Comme je l’ai précisé dans ma chronique du premier tome, La chevauchée vers l’empire est le dernier livre de la saga traduit chez nous, pourtant elle en compte encore deux qui retracent la vie des descendants de Gengis. Choisir de ne sortir que la première trilogie se comprend, on a l’ensemble de la vie de Gengis Khan qui se tient bien toute seule, mais on est quand même très curieux de savoir ce que deviendra son peuple après la succession et les quelques pistes laissées en suspend notamment entre le nouveau Khan et Suböteï. A moins d’un coup de théâtre éditorial (Allez quoi, un petit effort ?), on se tournera vers la VO pour lire Empire of Silver et Conqueror.
La chevauchée vers l’empire marque la fin de l’épopée de Gengis Khan, une trilogie historique épique, sauvage et sanglante, passionnante à découvrir. De l’histoire racontée comme ça, j’en veux plus, on va creuser un peu dans la bibliographie de l’auteur.
Après avoir lu cet article, j’ai eu envie de me lancer dans les aventures de Gengis Khan. Je n’avais en fait jamais lu de roman dédié à un personnage qui a foulé notre terre pour de bon et j’avoue avoir crains la monotonie et la platitude d’un livre d’histoire. Que nenni !
A ce jour, je n’ai encore lu que le premier tome de la saga, « Le loup des plaines », et je viens d’attaquer le second « Le seigneur des steppes ». Vu la vitesse à laquelle je les dévore, c’en est fini la semaine prochaine !

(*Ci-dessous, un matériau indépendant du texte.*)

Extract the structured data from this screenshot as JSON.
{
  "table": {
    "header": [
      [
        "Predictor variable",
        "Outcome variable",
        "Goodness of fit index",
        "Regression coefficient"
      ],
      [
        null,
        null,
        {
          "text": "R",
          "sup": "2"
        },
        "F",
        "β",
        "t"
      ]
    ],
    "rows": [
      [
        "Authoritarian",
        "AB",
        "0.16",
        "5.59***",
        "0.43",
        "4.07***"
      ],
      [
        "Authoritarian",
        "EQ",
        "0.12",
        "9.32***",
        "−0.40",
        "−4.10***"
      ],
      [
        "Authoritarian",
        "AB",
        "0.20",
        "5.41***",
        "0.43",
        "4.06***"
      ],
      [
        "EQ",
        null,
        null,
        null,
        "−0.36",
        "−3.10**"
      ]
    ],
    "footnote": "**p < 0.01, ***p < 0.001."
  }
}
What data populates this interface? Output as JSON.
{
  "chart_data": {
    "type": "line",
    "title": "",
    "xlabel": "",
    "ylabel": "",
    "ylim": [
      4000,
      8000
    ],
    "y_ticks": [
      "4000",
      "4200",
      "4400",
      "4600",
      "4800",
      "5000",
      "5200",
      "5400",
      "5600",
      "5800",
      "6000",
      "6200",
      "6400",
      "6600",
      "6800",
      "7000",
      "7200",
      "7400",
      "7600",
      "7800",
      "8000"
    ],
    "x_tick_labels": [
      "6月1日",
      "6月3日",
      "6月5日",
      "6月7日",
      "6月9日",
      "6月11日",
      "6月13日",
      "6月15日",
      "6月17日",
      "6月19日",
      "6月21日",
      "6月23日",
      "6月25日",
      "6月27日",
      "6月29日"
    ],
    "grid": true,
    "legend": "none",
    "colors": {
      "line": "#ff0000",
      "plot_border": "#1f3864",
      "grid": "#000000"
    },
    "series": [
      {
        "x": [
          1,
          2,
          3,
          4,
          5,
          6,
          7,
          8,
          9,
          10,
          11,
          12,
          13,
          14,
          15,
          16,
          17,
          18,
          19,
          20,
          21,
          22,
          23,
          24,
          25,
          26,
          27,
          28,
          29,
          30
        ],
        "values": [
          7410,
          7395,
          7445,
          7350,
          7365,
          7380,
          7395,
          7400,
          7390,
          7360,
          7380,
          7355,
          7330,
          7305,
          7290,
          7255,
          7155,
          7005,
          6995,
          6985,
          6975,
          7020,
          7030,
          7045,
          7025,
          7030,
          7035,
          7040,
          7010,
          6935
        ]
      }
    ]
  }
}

En effet, je me suis totalement immergé dans la vie de Temüdjin : son enfance, sa famille, les épreuves difficiles auxquelles il est confronté, … La vie des tribus mongols dans les steppes est narrée avec précision et talent et on s’attache très rapidement aux personnages. Même si leur vie est dure et les steppes sans pitié, certains personnages sont pleins de noblesse et m’ont fortement inspiré. A vrai dire, même les plus vils font réfléchir !
Le roman est très bien écrit, le rythme est bien géré et on ne s’ennuie jamais. L’action succède à aux manigances politiques (et oui, même chez les mongols !) et la vie dans les steppes est dépeinte sans maquillage hollywoodien. Chacun des personnages présente beaucoup de profondeur et d’ambiguïté. Ici, point de super-hero insipide ni de princesse de château ! Un peu comme dans Game of Thrones, mieux vaut ne pas trop s’attacher aux personnages, il y a de grandes chances qu’ils meurent dans d’atroces souffrances.
Pour moi qui suis pourtant plutôt habitué à la fantasy, à la SF et aux thrillers, ce roman a été une très agréable surprise. Je recommande !
Ravi de t’avoir amené vers cette série (et surtout qu’elle t’ai plu).
J’étais un peu dans le même cas que toi mais maintenant je commence à lorgner un peu plus du côté des fictions historiques, je pense que c’est pas ma dernière incursion dans le domaine.